As it turns out, a glaive is one of the most often forgotten pieces of the medieval collections maintained by serious medieval weapons enthusiasts around the country. Not only is the glaive easily confused with other things, because of its cult film legacy, but it’s also a big weapon, and somewhat specialised, therefore, hard to come by. The glaive is also very old, and has passed out of popularity in favor of swords in all their forms. Many people who collect medieval weapons will have a variety of swords, and blades in a variety of cultural forms, if not genuinely from around the world. Very few have bothered to seek out any glaives.
In fact, glaive is French; it is the modern word for sword, and is poetically used in the stead of the more accepted and cliche ‘sword’ –I suppose it’s more romantic? Modern etymogology trace the roots closest to the early terms for swords, but, even in medieval times, the glaive was always used to refer to polearms, and spears. A glaive is what a spear wants to be when it grows up; while the spear is great for throwing, a glaive is meant to be wielded and held. It looks like a very fancy spear; long handle, with a blade affixed to the end.
The glaive’s blade is often wrought in designs. Typically, they were used to take riders right off a horse, without being close enough to get trampled or caught by a sword. So they were long, and they were designed to get a grip on whatever they went into. A man suffering from a piercing wound can still swing a sword, so the glaive’s design was fairly innovative. It was thin enough to get into tight crannies between plates of armor, and it was hooked, pronged, or had serrated star-shaped notches cut into it, protruding from it, etc., and wrought with ornate lacework. Ideally, the glaive would be thrust between plates of armor, securely locked into bone and gristle, and tear the rider down, making him easier to kill.
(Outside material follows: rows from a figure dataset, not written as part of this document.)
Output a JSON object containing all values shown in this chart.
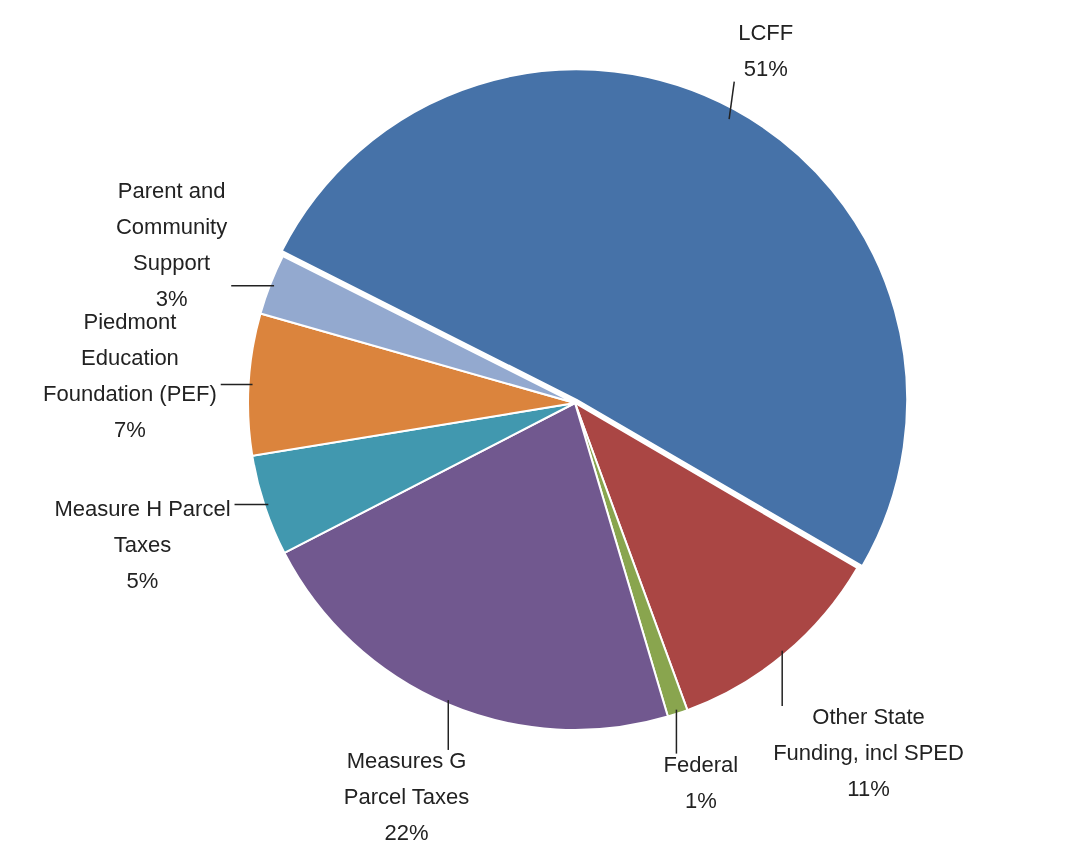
{
  "chart_data": {
    "type": "pie",
    "categories": [
      "LCFF",
      "Other State Funding, incl SPED",
      "Federal",
      "Measures G Parcel Taxes",
      "Measure H Parcel Taxes",
      "Piedmont Education Foundation (PEF)",
      "Parent and Community Support"
    ],
    "values": [
      51,
      11,
      1,
      22,
      5,
      7,
      3
    ],
    "value_labels": [
      "51%",
      "11%",
      "1%",
      "22%",
      "5%",
      "7%",
      "3%"
    ],
    "colors": [
      "#4672a8",
      "#aa4644",
      "#89a54e",
      "#71588f",
      "#4198af",
      "#db843d",
      "#93a9cf"
    ]
  }
}
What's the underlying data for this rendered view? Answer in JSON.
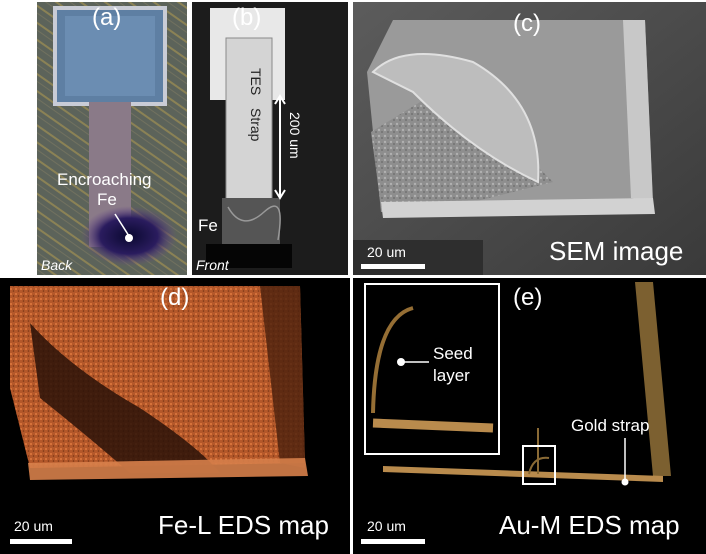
{
  "panels": {
    "a": {
      "label": "(a)",
      "side": "Back",
      "annotation_line1": "Encroaching",
      "annotation_line2": "Fe"
    },
    "b": {
      "label": "(b)",
      "side": "Front",
      "tes": "TES",
      "strap": "Strap",
      "dimension": "200 um",
      "fe": "Fe"
    },
    "c": {
      "label": "(c)",
      "caption": "SEM image",
      "scale": "20 um"
    },
    "d": {
      "label": "(d)",
      "caption": "Fe-L EDS map",
      "scale": "20 um"
    },
    "e": {
      "label": "(e)",
      "caption": "Au-M EDS map",
      "scale": "20 um",
      "inset_line1": "Seed",
      "inset_line2": "layer",
      "annotation": "Gold strap"
    }
  },
  "colors": {
    "fe_map": "#c8622f",
    "au_map": "#d9a35a",
    "background": "#000000",
    "label": "#ffffff"
  }
}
An armed cavalry is death to any foot soldiers and infantry, so the evolution of the polearm probably began at spears, and went from there. The riding men were a double threat; they could trample you, or cut men down with swords. The people on the ground had to have something to kill the rider, and take the horse as much out of commission as possible, keeping the rider and horse as far away as possible in the meantime.